The Humber Car Museum

A collection of Humber cars from the Rootes' period of ownership.  Although the museum is now closed, it is still possible, by prior arrangment, to see what remains of the collection (February 2020). 

Location
c/o Regalex Ltd, Dalton St, Hull HU8 8BB.

Date
1970s - 2018.

  • A 1966 Humber Imperial (left) and the Queen Mother’s 1952 Humber Super Snipe Mk III (right), © Tony Thorpe
    A 1966 Humber Imperial (left) and the Queen Mother’s 1952 Humber Super Snipe Mk III (right), © Tony Thorpe
  • Foreground, 1956 Humber Super Snipe Mk IVB, © Tony Thorpe
    Foreground, 1956 Humber Super Snipe Mk IVB, © Tony Thorpe

Commentary
The Humber Car Museum began with the purchase of a six-year-old Humber Pullman in 1960; a car that had been made for Baroness Rothschild, which she used when she was in London.  Wholesale potato merchant, Reg Marshall, had developed a fondness for Humbers after driving them in the Army; “big impressive cars,” he is quoted as saying, “that never let you down.” 

More Humbers were bought over the years; with their purchase and maintenance being funded by hiring the vehicles out for weddings and other formal occasions.

 The development and upkeep of the collection was taken over by Reg’s son, Allan, in the 1990s, with a focus on the period in which Humber was owned by the Rootes Group.  The earliest vehicle in the collection was a 1932 Humber Snipe 80, and the latest, a Humber Imperial, made in 1967, and together they amounted to the largest collection of Humbers in the world.

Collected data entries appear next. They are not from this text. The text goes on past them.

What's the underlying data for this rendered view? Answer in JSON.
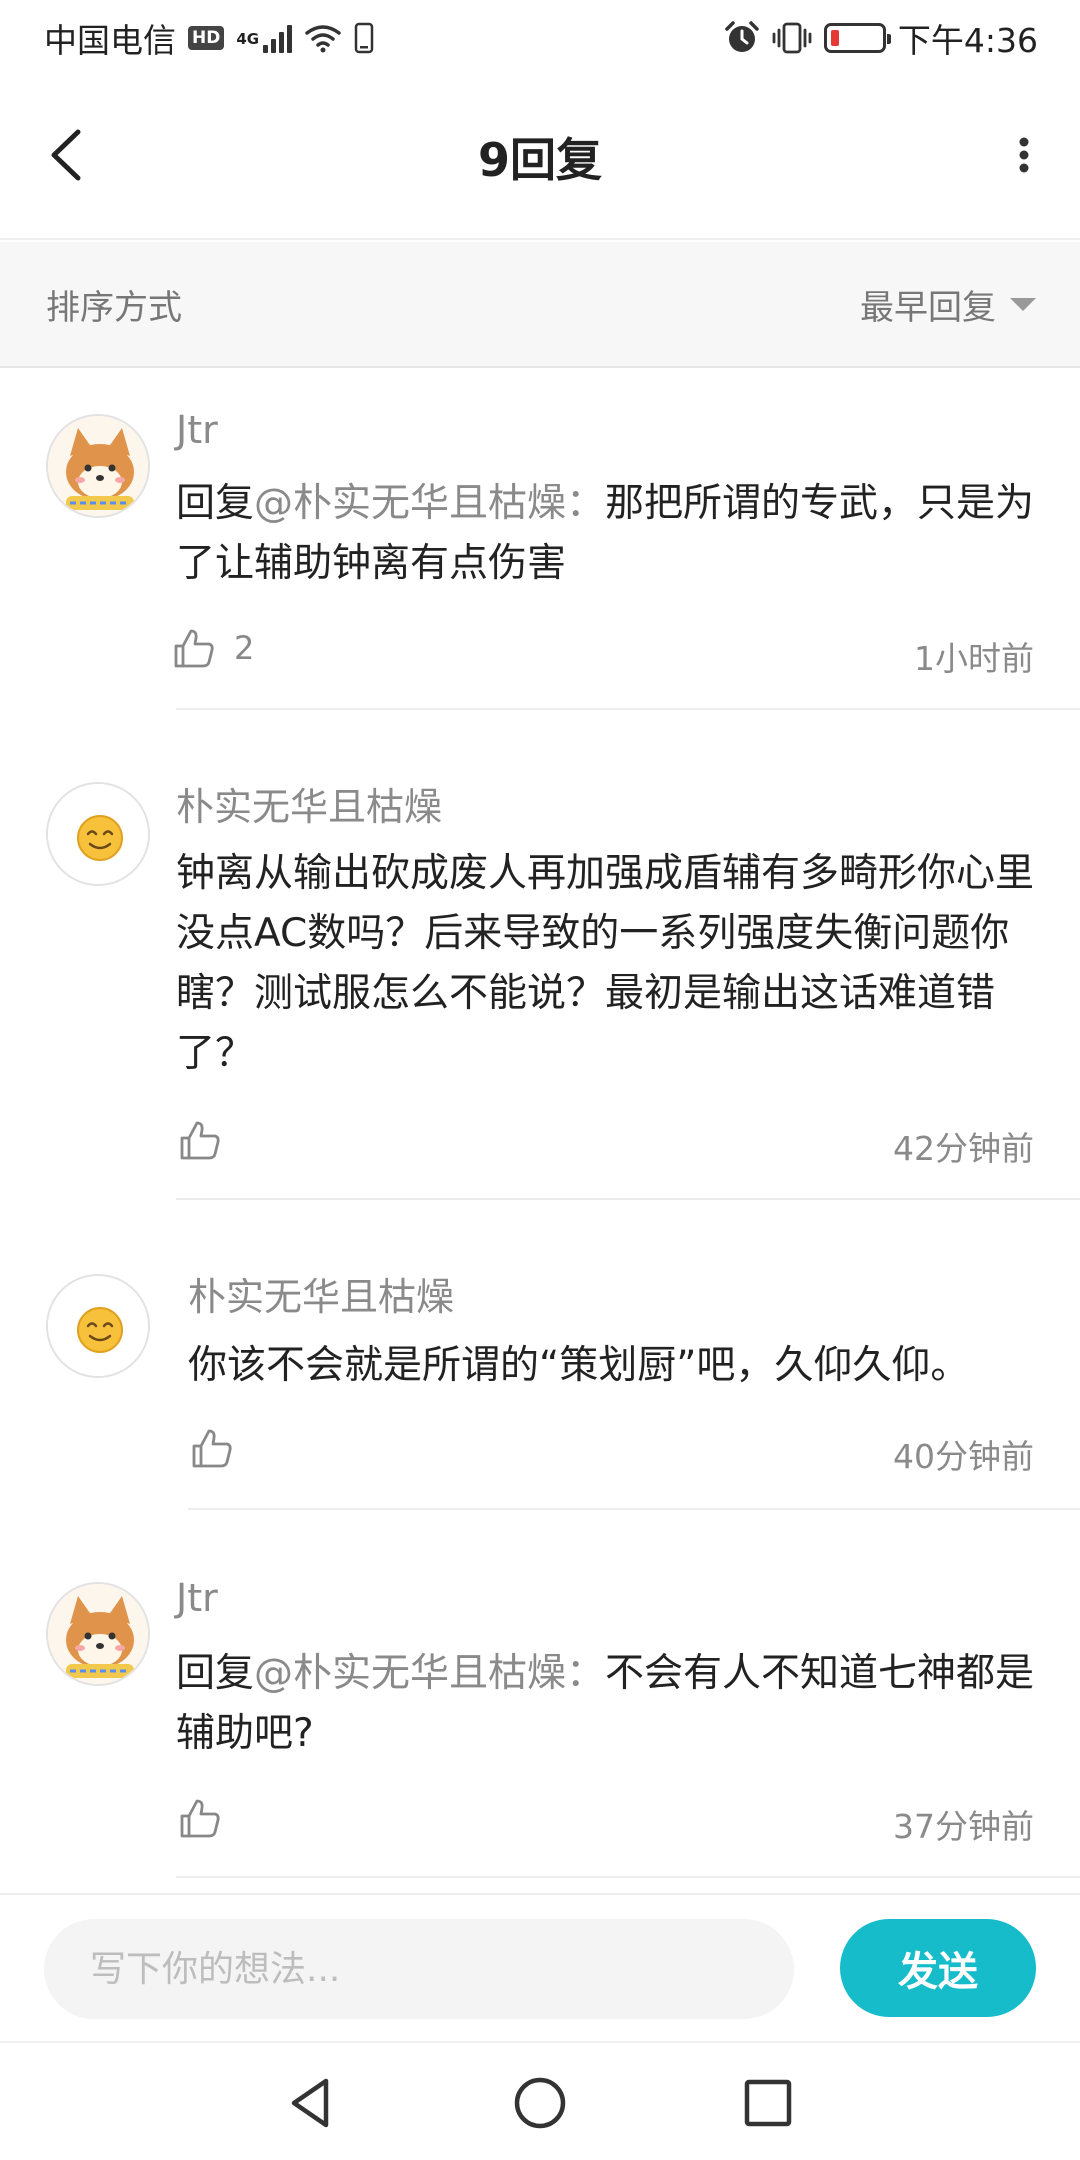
{
  "status_bar": {
    "carrier": "中国电信",
    "hd_badge": "HD",
    "network": "4G",
    "time": "下午4:36",
    "battery_level": 0.15,
    "battery_color": "#e53935",
    "icons": [
      "signal-icon",
      "wifi-icon",
      "phone-icon",
      "alarm-icon",
      "vibrate-icon",
      "battery-icon"
    ]
  },
  "header": {
    "title": "9回复",
    "back_icon": "back-arrow-icon",
    "more_icon": "more-vertical-icon"
  },
  "sort": {
    "label": "排序方式",
    "selected": "最早回复"
  },
  "comments": [
    {
      "user": "Jtr",
      "avatar": "shiba-avatar",
      "reply_prefix": "回复",
      "mention": "@朴实无华且枯燥",
      "colon": "：",
      "text": "那把所谓的专武，只是为了让辅助钟离有点伤害",
      "likes": "2",
      "time": "1小时前"
    },
    {
      "user": "朴实无华且枯燥",
      "avatar": "smiley-avatar",
      "text": "钟离从输出砍成废人再加强成盾辅有多畸形你心里没点AC数吗？后来导致的一系列强度失衡问题你瞎？测试服怎么不能说？最初是输出这话难道错了？",
      "likes": "",
      "time": "42分钟前"
    },
    {
      "user": "朴实无华且枯燥",
      "avatar": "smiley-avatar",
      "text": "你该不会就是所谓的“策划厨”吧，久仰久仰。",
      "likes": "",
      "time": "40分钟前"
    },
    {
      "user": "Jtr",
      "avatar": "shiba-avatar",
      "reply_prefix": "回复",
      "mention": "@朴实无华且枯燥",
      "colon": "：",
      "text": "不会有人不知道七神都是辅助吧?",
      "likes": "",
      "time": "37分钟前"
    }
  ],
  "input_bar": {
    "placeholder": "写下你的想法...",
    "send_label": "发送",
    "send_color": "#17bccb"
  },
  "nav_bar": {
    "icons": [
      "back-triangle-icon",
      "home-circle-icon",
      "recents-square-icon"
    ]
  }
}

A number of the cars had close links to members of the Royal family.  These include the Snipe 80, built for Wallis Simpson, who married King Edward VIII, and a 1952 Mk III Pullman, originally supplied to Queen Elizabeth the Queen Mother, and used as her personal transport at her Scottish home, the Castle of Mey, in Caithness.

In 2018, it was announced that the 24-car museum was to close; however at the time of writing (February 2020), about half the collection remained and was open to visitors by prior arrangement.